主要疗效终点是第一阶段第二次LSD或安慰剂给药后16周焦虑症状的减轻。主要结局指标是状态-特质焦虑量表（STAI）全球评分，用于评估焦虑症状的严重程度。次要结局指标包括汉密尔顿抑郁量表（HAM-D-21），贝克抑郁指数（BDI）和其他几种主要精神症状（Symptom-Check-List-90-R）评分的改善。

For additional information on this trial see clinicaltrials.gov [NCT03153579]..

有关该试验的更多信息，请参阅clinicaltrials.gov[NCT03153579]。。

Long-term Follow-up from LSD-Assist

LSD Assist的长期随访

The long-term data presented at SOBP were based upon an a priori-planned long-term follow-up designed to help understand the long-term impact of LSD on participants’ anxiety. Participants were contacted 52 weeks after their last visit from the placebo-controlled study for assessments utilizing the same validated questionnaires administered in previous study visits.

SOBP提供的长期数据是基于先验计划的长期随访，旨在帮助了解LSD对参与者焦虑的长期影响。在安慰剂对照研究的最后一次访问后52周，参与者被联系起来，使用之前研究访问中使用的相同验证问卷进行评估。

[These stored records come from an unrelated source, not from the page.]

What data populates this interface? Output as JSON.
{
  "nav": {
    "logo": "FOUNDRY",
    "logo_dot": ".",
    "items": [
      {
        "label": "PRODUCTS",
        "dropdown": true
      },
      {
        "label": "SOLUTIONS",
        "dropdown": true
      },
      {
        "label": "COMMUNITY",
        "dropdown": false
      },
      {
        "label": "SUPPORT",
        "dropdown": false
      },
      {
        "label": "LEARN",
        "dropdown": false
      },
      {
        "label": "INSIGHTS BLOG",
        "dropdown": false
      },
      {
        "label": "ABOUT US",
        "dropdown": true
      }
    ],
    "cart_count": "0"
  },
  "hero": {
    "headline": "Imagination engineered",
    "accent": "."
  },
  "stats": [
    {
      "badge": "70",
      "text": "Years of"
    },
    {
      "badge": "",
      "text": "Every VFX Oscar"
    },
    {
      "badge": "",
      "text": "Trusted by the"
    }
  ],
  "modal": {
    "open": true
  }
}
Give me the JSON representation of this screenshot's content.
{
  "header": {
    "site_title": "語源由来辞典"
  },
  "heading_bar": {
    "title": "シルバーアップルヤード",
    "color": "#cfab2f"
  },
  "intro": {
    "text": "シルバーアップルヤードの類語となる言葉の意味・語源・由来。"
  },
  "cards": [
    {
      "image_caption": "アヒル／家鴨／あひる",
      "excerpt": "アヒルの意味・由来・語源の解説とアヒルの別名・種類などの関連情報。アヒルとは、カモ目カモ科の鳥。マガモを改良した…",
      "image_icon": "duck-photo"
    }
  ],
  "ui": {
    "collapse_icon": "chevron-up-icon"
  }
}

This study revealed potential long-lasting benefits from LSD in patients with anxiety, showing sustained improvements in anxiety (STAI-G scores) 12 months post-study with no additional adverse effects reported..

这项研究揭示了LSD对焦虑患者的潜在长期益处，显示研究后12个月焦虑（STAI-G评分）持续改善，没有其他不良反应报告。。

'We are pleased to see the results from this study persist for the participants in this trial one year after its placebo-controlled portion concluded and are encouraged that they continue to benefit from their treatment,” added Peter Gasser, MD, co-investigator of the study and President of SÄPT. “Dr.

“我们很高兴看到这项研究的结果在安慰剂对照部分结束一年后持续存在，并鼓励他们继续从治疗中受益，”该研究的联合研究员兼SÄPT总裁Peter Gasser医学博士补充道。“博士。

Holze and I feel honored to receive SOBP’s Somerfeld-Ziskind award and thank all the patients whose long-term participation made these findings possible.”.

霍尔兹和我很荣幸获得SOBP的Somerfeld Ziskind奖，并感谢所有长期参与使这些发现成为可能的患者。”。

About SÄPT, the Swiss Medical Society for Psychedelic Treatment

关于瑞士迷幻剂治疗医学会SÄPT

The Swiss Medical Association for Psycholytic (Psychedelic) Therapy was founded in 1985 and has now developed into a specialist society with around 210 members, primarily from Switzerland and Germany. Its statutory purpose is to make psychoactive substances accessible for practical psychotherapeutic use, to control their handling, to stimulate further research and to offer the theoretical and practical training necessary for their handling..

瑞士心理（迷幻）治疗医学协会成立于1985年，现已发展成为一个拥有约210名成员的专业协会，主要来自瑞士和德国。其法定目的是使精神活性物质可用于实际的心理治疗用途，控制其处理，刺激进一步的研究，并为其处理提供必要的理论和实践培训。。

From 1988 to 1993, five SÄPT therapists received an exemption from the Swiss Federal Office of Public Health (BAG) to carry out psychedelic treatment with the substances MDMA and LSD in their practices. During these five years, about 170 patients were treated, undergoing just over a thousand full-day sessions, and the results were published in 1996.

从1988年到1993年，五名SÄPT治疗师获得了瑞士联邦公共卫生局（BAG）的豁免，在他们的实践中使用MDMA和LSD物质进行迷幻治疗。在这五年中，约有170名患者接受了治疗，接受了1000多次全天治疗，结果于1996年公布。

Since then, SÄPT has conducted or co-sponsored numerous studies and initiated the limited-use program, which has given around 60 therapists the opportunity to treat several hundred patients with psychedelic substances under individual licenses over the last ten years. SÄPT has been led by Dr. Gasser since 1997..

从那时起，SÄPT进行或共同赞助了许多研究，并启动了有限使用计划，该计划在过去十年中为大约60名治疗师提供了根据个人许可证治疗数百名迷幻药物患者的机会。自1997年以来，SÄPT一直由Gasser博士领导。。